Effect of Other Drugs on YULAREB: CYP3A Inhibitors: Strong and moderate CYP3A4 inhibitors increased the exposure of abemaciclib plus its active metabolites to a clinically meaningful extent and may lead to increased toxicity.
Ketoconazole: Avoid concomitant use of ketoconazole. Ketoconazole is predicted to increase the AUC of abemaciclib by up to 16-fold [see Pharmacology: Pharmacokinetics under Actions].

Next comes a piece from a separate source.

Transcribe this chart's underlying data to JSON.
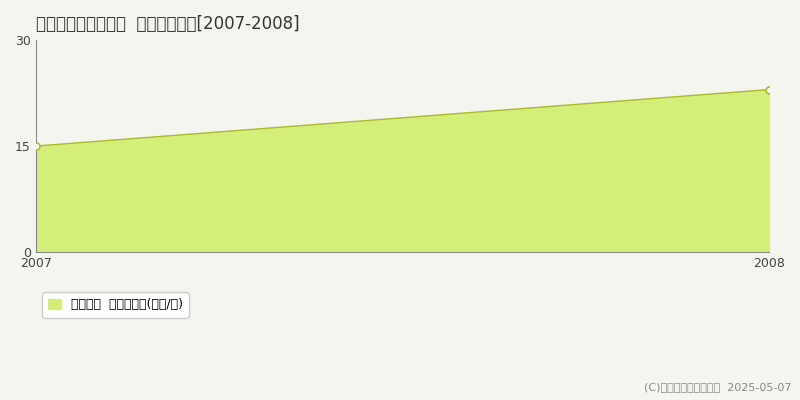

Other Strong CYP3A Inhibitors: In patients with recommended starting doses of 150 mg twice daily, reduce the YULAREB dose to 100 mg twice daily with concomitant use of strong CYP3A inhibitors other than ketoconazole. In patients who have had a dose reduction to 100 mg twice daily due to adverse reactions, further reduce the YULAREB dose to 50 mg twice daily with concomitant use of strong CYP3A inhibitors. If a patient taking YULAREB discontinues a strong CYP3A inhibitor, increase the YULAREB dose (after 3-5 half-lives of the inhibitor) to the dose that was used before starting the inhibitor. Patients should avoid grapefruit products [see Dose Modification under Dosage & Administration and Pharmacology: Pharmacokinetics under Actions].
Moderate CYP3A Inhibitors: With concomitant use of moderate CYP3A inhibitors, monitor for adverse reactions and consider reducing the YULAREB dose in 50 mg decrements as demonstrated in Table 3, if necessary.
Strong and Moderate CYP3A Inducers: Coadministration of strong or moderate CYP3A inducers decreased the plasma concentrations of abemaciclib plus its active metabolites and may lead to reduced activity. Avoid concomitant use of strong or moderate CYP3A inducers and consider alternative agents [see Pharmacology: Pharmacokinetics under Actions].